Xanthan gum is the only active ingredient of branched-chain amino acids,
Polyvinyl alcohol, cellulose derivative, gelatin,
A medicinal dry syrup containing at least one suspending agent and a surfactant selected from the group consisting of agar, powdered tragacanth, sodium alginate and carboxyvinyl polymer. 2. The cellulose derivative as the suspending agent is hydroxypropylmethylcellulose, methylcellulose, hydroxypropylcellulose, low-substituted hydroxypropylcellulose, carmellose sodium,
The dry syrup preparation for medicine according to claim 1, which is at least one selected from the group consisting of crystalline cellulose. 3. The surfactant is polysorbate 2
At least one selected from the group consisting of 0, polysorbate 60, polysorbate 80, sorbitan fatty acid ester, polyoxy hydrogenated castor oil 20, polyoxy hydrogenated castor oil 60, sodium lauryl sulfate, and polyoxyl stearate 40. The pharmaceutical dry syrup preparation according to 1 or 2. 4. The pharmaceutical dry syrup according to any one of claims 1 to 3, wherein the suspending agent is xanthan gum and / or polyvinyl alcohol, and the surfactant is polysorbate 80. . 5. The suspension concentration of the branched chain amino acid is 11 to 11.

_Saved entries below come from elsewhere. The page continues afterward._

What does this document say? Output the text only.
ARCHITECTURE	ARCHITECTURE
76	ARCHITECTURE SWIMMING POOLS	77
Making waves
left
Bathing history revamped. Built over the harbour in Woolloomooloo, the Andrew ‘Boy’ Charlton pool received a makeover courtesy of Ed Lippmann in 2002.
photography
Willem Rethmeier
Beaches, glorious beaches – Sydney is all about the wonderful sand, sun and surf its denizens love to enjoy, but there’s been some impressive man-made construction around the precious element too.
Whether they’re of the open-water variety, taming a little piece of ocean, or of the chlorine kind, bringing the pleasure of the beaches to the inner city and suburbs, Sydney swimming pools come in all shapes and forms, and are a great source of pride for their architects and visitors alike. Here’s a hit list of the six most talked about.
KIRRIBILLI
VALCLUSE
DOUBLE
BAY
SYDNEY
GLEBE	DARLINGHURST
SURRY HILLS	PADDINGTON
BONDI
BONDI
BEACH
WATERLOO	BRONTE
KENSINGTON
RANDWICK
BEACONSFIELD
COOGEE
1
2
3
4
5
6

It is 70% (W / V), It is characterized by the above-mentioned.
The pharmaceutical dry syrup according to any one of 1. 6. The suspension concentration of the branched chain amino acid is 15 to
It is 60% (W / V), It is characterized by the above-mentioned.
The pharmaceutical dry syrup according to any one of 1. 7. The dry syrup preparation for medical use according to any one of claims 1 to 6, which contains isoleucine particles and leucine particles each having a particle size adjusted to 20 to 700 μm. 8. The dry syrup preparation for medical use according to any one of claims 1 to 6, which contains isoleucine particles and leucine particles having a particle size adjusted to 50 to 500 μm. 9. The mass ratio of the three types of branched chain amino acids is
Isoleucine / leucine / valine = 1 / 1.9 to 2.2
/1.1-1.3, The dry syrup preparation for medical use according to any one of claims 1 to 8.